I pulled a pillow over my face and screamed a
little. I pulled the pillow off and sat up slowly still nursing my
side which felt better than it had in ages even with Shanes’
forceful kiss, “you’re right dad I need Emma.”

He groaned, “No please anything but Austen.”

I shook my head walking over to where my moms’
movie collection sat, “Maybe you’re right, Sense and Sensibility.
Marianne would have had a much better life if she had chosen wisely
and picked Colonel Brandon over Willoughby. They had passion but it
wasn’t enough and she nearly died. Whereas Colonel Brandon loved
her enough from the beginning and if she had chosen prudently she
would have been spared that pain.”

My dad sighed making us both an omelet, “When
has the heart chosen wisely my dear. As a scientist I will say love
is one thing for certain we will never understand, not fully.”

“You’re a big man admitting that you don’t
completely understand the chemicals inside of us completely.”

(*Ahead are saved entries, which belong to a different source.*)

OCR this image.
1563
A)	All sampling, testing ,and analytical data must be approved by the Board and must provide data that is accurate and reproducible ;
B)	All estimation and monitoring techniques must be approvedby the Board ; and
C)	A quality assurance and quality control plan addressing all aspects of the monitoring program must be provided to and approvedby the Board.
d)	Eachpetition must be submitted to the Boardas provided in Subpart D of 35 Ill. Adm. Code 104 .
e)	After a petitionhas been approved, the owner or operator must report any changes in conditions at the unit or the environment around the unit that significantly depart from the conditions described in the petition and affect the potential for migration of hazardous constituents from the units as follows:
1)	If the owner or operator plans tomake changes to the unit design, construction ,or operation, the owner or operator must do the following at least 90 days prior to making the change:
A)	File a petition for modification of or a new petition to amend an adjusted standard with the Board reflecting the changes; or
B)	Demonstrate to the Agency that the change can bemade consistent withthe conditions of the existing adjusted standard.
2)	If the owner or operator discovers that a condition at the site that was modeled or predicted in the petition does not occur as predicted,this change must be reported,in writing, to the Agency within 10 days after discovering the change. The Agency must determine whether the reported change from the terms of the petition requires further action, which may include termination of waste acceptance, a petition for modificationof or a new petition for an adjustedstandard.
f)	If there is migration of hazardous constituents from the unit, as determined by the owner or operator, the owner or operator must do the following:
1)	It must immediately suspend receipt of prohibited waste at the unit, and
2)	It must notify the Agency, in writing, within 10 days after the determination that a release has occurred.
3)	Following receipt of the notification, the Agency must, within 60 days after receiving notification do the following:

He laughed, “I like that prejudice one better. I
rather enjoy that Darcy fellow. He is a man after my own heart.
Things seem simple with him. Can’t we watch that?”

I frowned at him over the couch, “No it has no
bearing on my love life at this moment. Her situation with Darcy
and Wickham is nothing like mine, neither of the boys I like are
wicked like he is. Dad I have never had a love life, something has
changed in me. I need to honor it with Austen and I think either
Emma and the triangle with Frank Churchill and Mr. Knightly or
Marianne, Brandon and Willoughby.”

He shook his head, “I liked you better when you
were more like me and less like your mom.”

I stuck my tongue out, “Fine Sense and
Sensibility then. Even you’ll cry.”

My dad carried in our plates of fruit and
omelet’s into the living room while I set up the movie. We didn’t
have a huge TV or a great surround sound system, we were fireplace
and a good novel in hand sort of people.

I had never been a dramatic kid so for the first
time to be enjoying being caught in a triangle I let go of the
situation I was in and just enjoyed the movie with my dad who I
believe might have even shed a slight tear toward the end.